Mas a mesma lei de aceleração também se aplica àqueles que são perseverantemente movidos pela atração da terra. E isto nos faz tremer porque são abismais as expectativas que já se delineiam num mundo em que a gravitação de um falso princípio se mantém constante: as quedas de almas se processarão em movimento acelerado, e vertiginosamente acelerada será a decomposição de agremiações que se entregaram a falsos princípios todos os dias reafirmados em todos os tons. E os personagens envolvidos no turbilhão da mentira vital saem risonhos de suas reuniões, e publicam documentos falsíssimos onde pretendem convencer que lutam pelo mais puro amor pelos direitos do homem.
Que poderemos fazer para frear, ou até para deter e retificar este vertiginoso processo de causação circular acelerada? Evidentemente, o primeiro e imperativo dever que se impõe é o de não contribuir com sua quota de disparate e de iniqüidades. Na verdade, o problema é mais grave e mais exigente, e não basta abstermo-nos dos dízimos da mentira. Deus espera de nós não apenas a denúncia dos erros alheios, mas principalmente a purificação própria porque somente do Céu e da Cruz de Nosso Senhor poderá vir a energia capaz de salvar as almas do turbilhão comandado por Satã.

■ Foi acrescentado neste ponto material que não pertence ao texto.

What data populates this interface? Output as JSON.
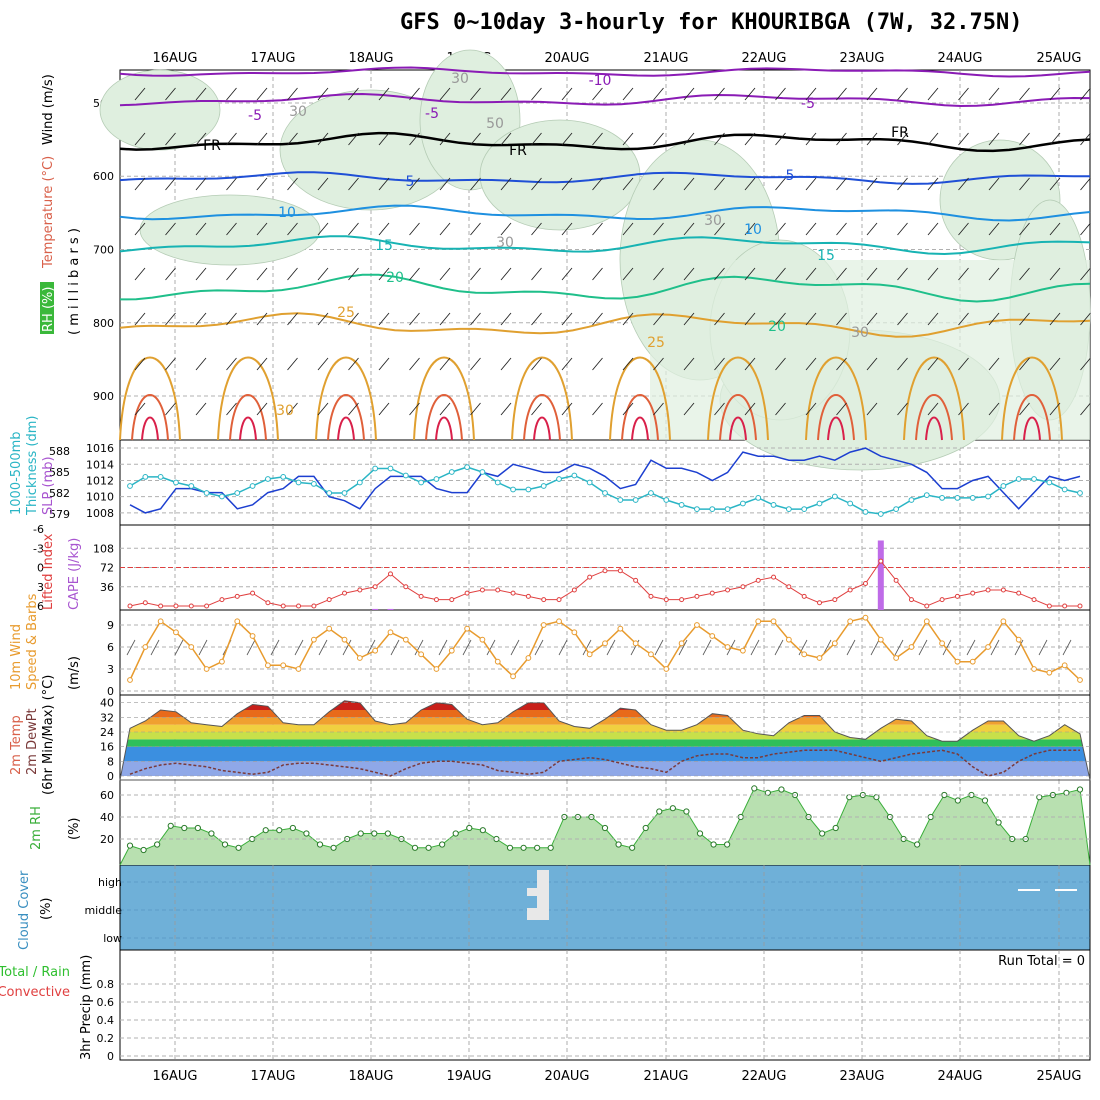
{
  "title": "GFS 0~10day 3-hourly for KHOURIBGA (7W, 32.75N)",
  "colors": {
    "temp_cold": "#8a1bb5",
    "freezing": "#000000",
    "temp_5": "#1f4fd6",
    "temp_10": "#1e90e0",
    "temp_15": "#17b3b3",
    "temp_20": "#1fbf8a",
    "temp_25": "#e0a030",
    "rh_fill": "#dfefdf",
    "slp": "#1c3fd0",
    "thickness": "#2ab5c5",
    "cape": "#bf6be8",
    "lifted_index": "#e04040",
    "wind_speed": "#e89b2e",
    "dewpoint": "#7a3a3a",
    "rh2m": "#3aae3a",
    "cloud": "#6fb0d8"
  },
  "chart_data": [
    {
      "type": "line",
      "panel": "upper-air",
      "labels": {
        "l1": "RH (%)",
        "l2": "Temperature (°C)",
        "l3": "Wind (m/s)",
        "l4": "( m i l l i b a r s )"
      },
      "yticks": [
        "500",
        "600",
        "700",
        "800",
        "900"
      ],
      "contour_labels": [
        "-10",
        "-5",
        "-5",
        "-5",
        "FR",
        "FR",
        "FR",
        "5",
        "5",
        "10",
        "10",
        "15",
        "15",
        "20",
        "20",
        "25",
        "25",
        "30",
        "30",
        "30",
        "50",
        "30",
        "30",
        "30"
      ],
      "x_dates": [
        "16AUG",
        "17AUG",
        "18AUG",
        "19AUG",
        "20AUG",
        "21AUG",
        "22AUG",
        "23AUG",
        "24AUG",
        "25AUG"
      ]
    },
    {
      "type": "line",
      "panel": "slp-thickness",
      "labels": {
        "l1": "1000-500mb",
        "l2": "Thickness (dm)",
        "l3": "SLP (mb)"
      },
      "yticks_left": [
        "588",
        "585",
        "582",
        "579"
      ],
      "yticks_right": [
        "1016",
        "1014",
        "1012",
        "1010",
        "1008"
      ],
      "series": [
        {
          "name": "SLP",
          "values": [
            1009,
            1008,
            1008.5,
            1011,
            1011,
            1010.5,
            1010.5,
            1008.5,
            1009,
            1010.5,
            1011,
            1012.5,
            1012.5,
            1010,
            1009.5,
            1008.5,
            1011,
            1012.5,
            1012.5,
            1012.5,
            1011,
            1010.5,
            1010.5,
            1013,
            1012.5,
            1014,
            1013.5,
            1013,
            1013,
            1014,
            1013.5,
            1012.5,
            1011,
            1011.5,
            1014.5,
            1013.5,
            1013.5,
            1013,
            1012,
            1013,
            1015.5,
            1015,
            1015,
            1014.5,
            1014.5,
            1015,
            1014.5,
            1015.5,
            1016,
            1015,
            1014.5,
            1014,
            1013,
            1011,
            1011,
            1012,
            1012.5,
            1010.5,
            1008.5,
            1010.5,
            1012.5,
            1012,
            1012.5
          ]
        },
        {
          "name": "Thickness",
          "values": [
            583,
            584.3,
            584.3,
            583.5,
            583,
            582,
            581.5,
            582,
            583,
            584,
            584.3,
            583.5,
            583.3,
            582,
            582,
            583.5,
            585.5,
            585.5,
            584.5,
            583.5,
            584,
            585,
            585.7,
            585,
            583.5,
            582.5,
            582.5,
            583,
            584,
            584.5,
            583.5,
            582,
            581,
            581,
            582,
            581,
            580.3,
            579.7,
            579.7,
            579.7,
            580.5,
            581.3,
            580.3,
            579.7,
            579.7,
            580.5,
            581.5,
            580.5,
            579.3,
            579,
            579.7,
            581,
            581.7,
            581.3,
            581.3,
            581.3,
            581.5,
            583,
            584,
            584,
            583.5,
            582.5,
            582
          ]
        }
      ]
    },
    {
      "type": "line",
      "panel": "stability",
      "labels": {
        "l1": "Lifted Index",
        "l2": "CAPE (J/kg)"
      },
      "yticks_left": [
        "-6",
        "-3",
        "0",
        "3",
        "6"
      ],
      "yticks_right": [
        "108",
        "72",
        "36"
      ],
      "series": [
        {
          "name": "Lifted Index",
          "values": [
            6,
            5.5,
            6,
            6,
            6,
            6,
            5,
            4.5,
            4,
            5.5,
            6,
            6,
            6,
            5,
            4,
            3.5,
            3,
            1,
            3,
            4.5,
            5,
            5,
            4,
            3.5,
            3.5,
            4,
            4.5,
            5,
            5,
            3.5,
            1.5,
            0.5,
            0.5,
            2,
            4.5,
            5,
            5,
            4.5,
            4,
            3.5,
            3,
            2,
            1.5,
            3,
            4.5,
            5.5,
            5,
            3.5,
            2.5,
            -1,
            2,
            5,
            6,
            5,
            4.5,
            4,
            3.5,
            3.5,
            4,
            5,
            6,
            6,
            6
          ]
        },
        {
          "name": "CAPE",
          "values": [
            0,
            0,
            0,
            0,
            0,
            0,
            0,
            0,
            0,
            0,
            0,
            0,
            0,
            0,
            0,
            0,
            2,
            2,
            0,
            0,
            0,
            0,
            0,
            0,
            0,
            0,
            0,
            0,
            0,
            0,
            0,
            0,
            0,
            0,
            0,
            0,
            0,
            0,
            0,
            0,
            0,
            0,
            0,
            0,
            0,
            0,
            0,
            0,
            0,
            130,
            0,
            0,
            0,
            0,
            0,
            0,
            0,
            0,
            0,
            0,
            0,
            0,
            0
          ]
        }
      ]
    },
    {
      "type": "line",
      "panel": "wind10m",
      "labels": {
        "l1": "10m Wind",
        "l2": "Speed & Barbs",
        "l3": "(m/s)"
      },
      "yticks": [
        "9",
        "6",
        "3",
        "0"
      ],
      "series": [
        {
          "name": "Wind speed",
          "values": [
            1.5,
            6,
            9.5,
            8,
            6,
            3,
            4,
            9.5,
            7.5,
            3.5,
            3.5,
            3,
            7,
            8.5,
            7,
            4.5,
            5.5,
            8,
            7,
            5,
            3,
            5.5,
            8.5,
            7,
            4,
            2,
            4.5,
            9,
            9.5,
            8,
            5,
            6.5,
            8.5,
            6.5,
            5,
            3,
            6.5,
            9,
            7.5,
            6,
            5.5,
            9.5,
            9.5,
            7,
            5,
            4.5,
            6.5,
            9.5,
            10,
            7,
            4.5,
            6,
            9.5,
            6.5,
            4,
            4,
            6,
            9.5,
            7,
            3,
            2.5,
            3.5,
            1.5
          ]
        }
      ]
    },
    {
      "type": "area",
      "panel": "temperature2m",
      "labels": {
        "l1": "2m Temp",
        "l2": "2m DewPt",
        "l3": "(6hr Min/Max) (°C)"
      },
      "yticks": [
        "40",
        "32",
        "24",
        "16",
        "8",
        "0"
      ],
      "series": [
        {
          "name": "Temperature",
          "values": [
            26,
            30,
            36,
            35,
            29,
            28,
            27,
            34,
            39,
            38,
            29,
            28,
            28,
            35,
            41,
            40,
            30,
            28,
            29,
            36,
            40,
            39,
            31,
            28,
            29,
            35,
            40,
            40,
            30,
            27,
            26,
            31,
            37,
            36,
            28,
            25,
            25,
            28,
            34,
            33,
            25,
            23,
            22,
            29,
            33,
            33,
            24,
            21,
            20,
            26,
            31,
            30,
            22,
            19,
            19,
            25,
            30,
            30,
            22,
            19,
            22,
            28,
            23
          ]
        },
        {
          "name": "Dew point",
          "values": [
            1,
            4,
            6,
            7,
            6,
            5,
            3,
            2,
            1,
            2,
            6,
            7,
            7,
            6,
            5,
            4,
            2,
            0,
            4,
            7,
            8,
            8,
            7,
            6,
            3,
            2,
            1,
            2,
            8,
            9,
            10,
            9,
            7,
            5,
            4,
            2,
            8,
            11,
            12,
            12,
            10,
            10,
            12,
            13,
            14,
            14,
            14,
            12,
            10,
            8,
            10,
            12,
            13,
            14,
            12,
            5,
            0,
            2,
            8,
            12,
            14,
            14,
            14
          ]
        }
      ]
    },
    {
      "type": "area",
      "panel": "rh2m",
      "labels": {
        "l1": "2m RH",
        "l2": "(%)"
      },
      "yticks": [
        "60",
        "40",
        "20"
      ],
      "series": [
        {
          "name": "2m RH",
          "values": [
            14,
            10,
            15,
            32,
            30,
            30,
            25,
            15,
            12,
            20,
            28,
            28,
            30,
            25,
            15,
            12,
            20,
            25,
            25,
            25,
            20,
            12,
            12,
            15,
            25,
            30,
            28,
            20,
            12,
            12,
            12,
            12,
            40,
            40,
            40,
            30,
            15,
            12,
            30,
            45,
            48,
            45,
            25,
            15,
            15,
            40,
            66,
            62,
            65,
            60,
            40,
            25,
            30,
            58,
            60,
            58,
            40,
            20,
            15,
            40,
            60,
            55,
            60,
            55,
            35,
            20,
            20,
            58,
            60,
            62,
            65
          ]
        }
      ]
    },
    {
      "type": "heatmap",
      "panel": "cloud-cover",
      "labels": {
        "l1": "Cloud Cover",
        "l2": "(%)"
      },
      "levels": [
        "high",
        "middle",
        "low"
      ]
    },
    {
      "type": "bar",
      "panel": "precipitation",
      "labels": {
        "l1": "Total / Rain",
        "l2": "Convective",
        "l3": "3hr Precip (mm)"
      },
      "run_total": "Run Total = 0",
      "yticks": [
        "0.8",
        "0.6",
        "0.4",
        "0.2",
        "0"
      ],
      "ylim": [
        0,
        1
      ],
      "values": []
    }
  ]
}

Trabalhemos em nossos corações, ou melhor, deixemos obedientemente que Jesus nele trabalhe, e procuremos, com a graça de Deus, glorificar a beleza de seus dons à revelia de um mundo que se gaba de autonomias e suficiências.
Sim, o que falta principalmente no mundo é um milagre de humildade coletiva, multiplicada, contagiada, propagada contra a peste negra da soberba que envenena as almas, as instituições e os regimes. Até quanto, meu Deus! devemos esperar esse milagre?